Recent outbreaks in energy project work camps pose additional risk to nearby communities with limited health-care resources

VANCOUVER — The David Suzuki Foundation is calling on the federal and provincial governments — and their chief medical officers — to close all resource extraction project work camps in Canada (especially those near rural and Indigenous communities), to help protect communities from COVID-19.

Three weeks ago, the Foundation sent a letter to Prime Minister Justin Trudeau and all provincial and territorial premiers outlining the rationale for the request. Two weeks ago, the letter was sent to all chief medical officers. With recent coronavirus outbreaks at sites like the Site C megadam in B.C. and Kearl Lake in Alberta, the Foundation is now calling on government to act before affected communities are put at further risk.

“Given the uncertainty around the spread and containment of COVID-19, as well as the risk of additional outbreaks in isolated communities, we must apply the precautionary principle and put these work camps’ operations on hold,” Foundation CEO Stephen Cornish said. “For the health of everyone involved, let’s get these workers the financial support they need, and help get them safely home.”

While most companies have made voluntary decisions to reduce the number of workers on site, major projects — including the Trans Mountain pipeline, Coastal GasLink pipeline, Site C and more — still have hundreds of workers onsite. As of early April, more than 1,000 workers were at the Site C camp in northern B.C.
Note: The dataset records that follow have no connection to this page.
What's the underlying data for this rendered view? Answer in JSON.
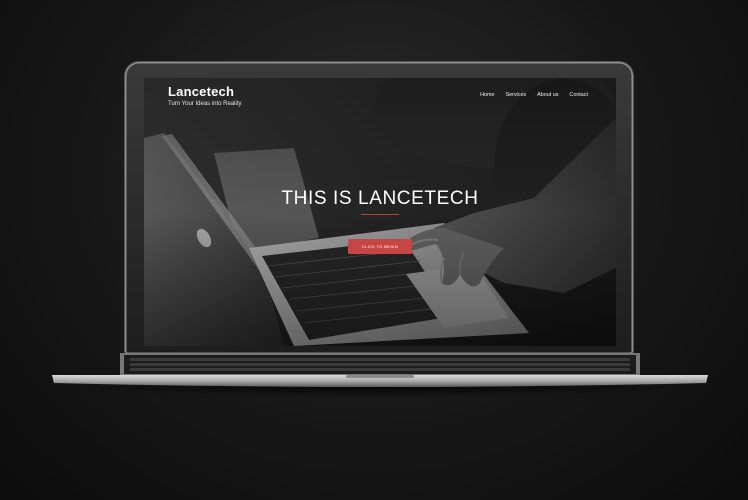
{
  "site": {
    "brand": "Lancetech",
    "tagline": "Turn Your Ideas into Reality"
  },
  "nav": {
    "items": [
      "Home",
      "Services",
      "About us",
      "Contact"
    ]
  },
  "hero": {
    "title": "THIS IS LANCETECH",
    "cta_label": "CLICK TO BEGIN"
  },
  "colors": {
    "accent": "#c64545",
    "page_background": "#1a1a1a"
  }
}
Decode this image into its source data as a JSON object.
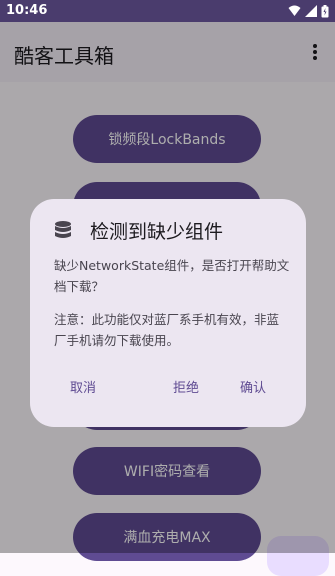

“It’s past time to close these work camps. It’s a common sense precaution, in line with what health officials are asking all Canadians to do right now,” Foundation Western Canada director-general Jay Ritchlin said. “Given the traumatic history between settlers and Indigenous nations when it comes to introduced diseases, there is also a moral duty for Canadian governments to act, in line with their commitments to reconciliation.”

In B.C., local mayors, nurses, the B.C. Building Trades Council, the Union of B.C. Indian Chiefs and the former chief medical health officer for Northern Health in B.C. have all also called for the camps to be closed. The Foundation’s letter states, “Putting the lives of some Canadians unnecessarily at risk today for the sake of infrastructure and economic benefit tomorrow is at best unwise and at worst unethical.”

Last week, the Foundation also submitted a series of short- to mid-term recommendations for how government can invest in a “green recovery” from COVID-19 — protecting and restoring the natural environment while also creating jobs and reinvigorating the Canadian economy.